When they were fundie Xians objecting and it did make the news, the tone was, "You're violating the law if you don't answer! Eat your peas!" When they were left-of-center objections, the tone was, "Bad Census Bureau! You're wrong in even asking these questions."

I didn't object or carp when people didn't return their forms. I did point out that government services and electoral apportionment rely on their returning the form, however, and if they don't and they're undercounted then they're shortchanging their local and state governments and their own voting strength.

Many questions on the census are there for the sole purpose of gathering information for the purpose of implementing laws. Every one tweaks the response rate in some way. I like the stripped down limited provision. Write down how many people are there and be done with it.

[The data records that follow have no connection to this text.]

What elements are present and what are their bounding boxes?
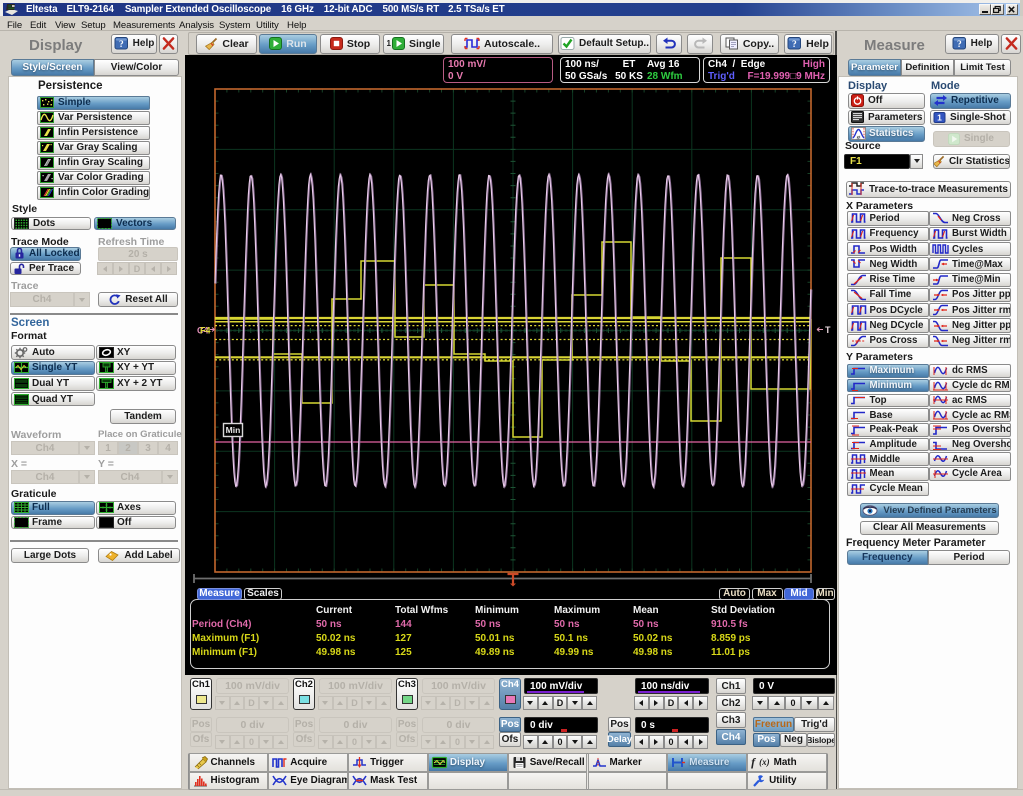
svg-text:?: ? bbox=[957, 40, 962, 50]
svg-text:Min: Min bbox=[226, 425, 241, 435]
svg-text:F4: F4 bbox=[200, 326, 211, 336]
svg-text:T: T bbox=[825, 325, 831, 335]
svg-text:1: 1 bbox=[937, 112, 942, 122]
svg-text:?: ? bbox=[792, 40, 797, 50]
svg-text:?: ? bbox=[119, 40, 124, 50]
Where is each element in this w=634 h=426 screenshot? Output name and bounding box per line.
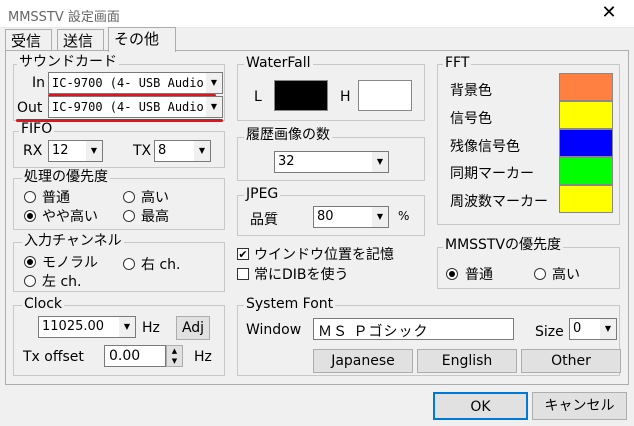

(As for the PR numbers, the problem's messier than the write wants to admit. "Death due to" implies immediacy. Not "my grandfather died because he had no electricity went out and he had to walk 5 miles every other day to the store for ice, and 3 months after Maria hit he was killed by a drunk driver on the way back home from the store." There needs to be two accurate numbers: Those killed by the storm fairly directly, and the increase in mortality in a specified amount of time, just for comparison purposes. The "actual number" is as arbitrary as the official number, masked by the word "actual" as though it had greater legitimacy. One study gave the most likely value of excess deaths given statistical treatment of the results, with rather large error bars which were completely ignored by the press who probably thought an "error bar" was the kind of drinking establishment one entered by accident; the other picked an arbitrary time frame and compared the deaths with those from the previous year for the same period ... Which, of course, misses that some things are random and random doesn't mean "it averages out".)